Definition
Define positivity in terms of: $$\omega\geq0:\iff\omega(X^*X)\geq0$$ (This way it serves best for the GNS-construction.)
Problem
Given a C*-algebra $1\notin\mathcal{A}$.
Consider a linear functional $\omega:\mathcal{A}\to\mathbb{C}$.
Then one has the equivalence: $$\omega\geq0\iff\|\omega\|=\lim\omega(E)$$
Attempt
Reduce the problem to positive elements: $$\|Z\|\leq1:\quad|\omega(Z)|\leq|\omega(X_+)|+|\omega(X_-)|+|\omega(Y_+)|+|\omega(Y_-)|$$ Remember the estimate on norms: $$Z=\sum_{\alpha=0\ldots3}i^\alpha Z_\alpha:\quad\|Z_\alpha\|\leq\|Z\|$$
Now, how to establish a bound: $$A\geq0:\quad\omega(A)\leq\|\omega\|_+<\infty\quad(\|A\|\leq1)$$ (I found it in Bratelli & Robinson.
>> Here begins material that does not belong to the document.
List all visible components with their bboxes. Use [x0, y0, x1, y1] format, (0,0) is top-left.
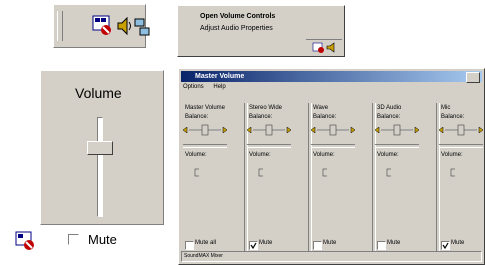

Unfortunately, I don't understand it.)
Proceed with the overall enclosing inequality: $$|\omega(A)|^2\leftarrow|\omega(AE)|^2\leq\omega(A^*A)\omega(E^2)\leq\|\omega\|_+^2\leq\|\omega\|^2$$ (Beware for limessuperior as the square is not operator-monotonic!)
Especially one has: $\lim\omega(E)=\sup\omega(E)=\|\omega\|_+=\|\omega\|$
Attention
Meanwhile, I got it. Answers are still heartly welcome!! :)
Disclaimer
My excuses; meanwhile I understood the proof.
Proof
Assume for contradiction that: $$A_n\geq0:\quad\omega(A_n)\geq n\quad(\|A_n\|\leq1)$$
Consider the absolutely convergent series: $$S_N:=\sum_{n=1}^N\frac{1}{n^2}A_n\to S\in\mathcal{A}$$ (Remember that the positive cone is closed!)
By positivity one has an upper bound: $$S_N\leq S\implies\omega(S_N)\leq S$$
Then one derives a contradiction: $$\infty\leftarrow\sum_n\frac{1}{n}\leq\omega(S_N)\leq\omega(S)$$
(Remember that increasing positive elements increases norm!)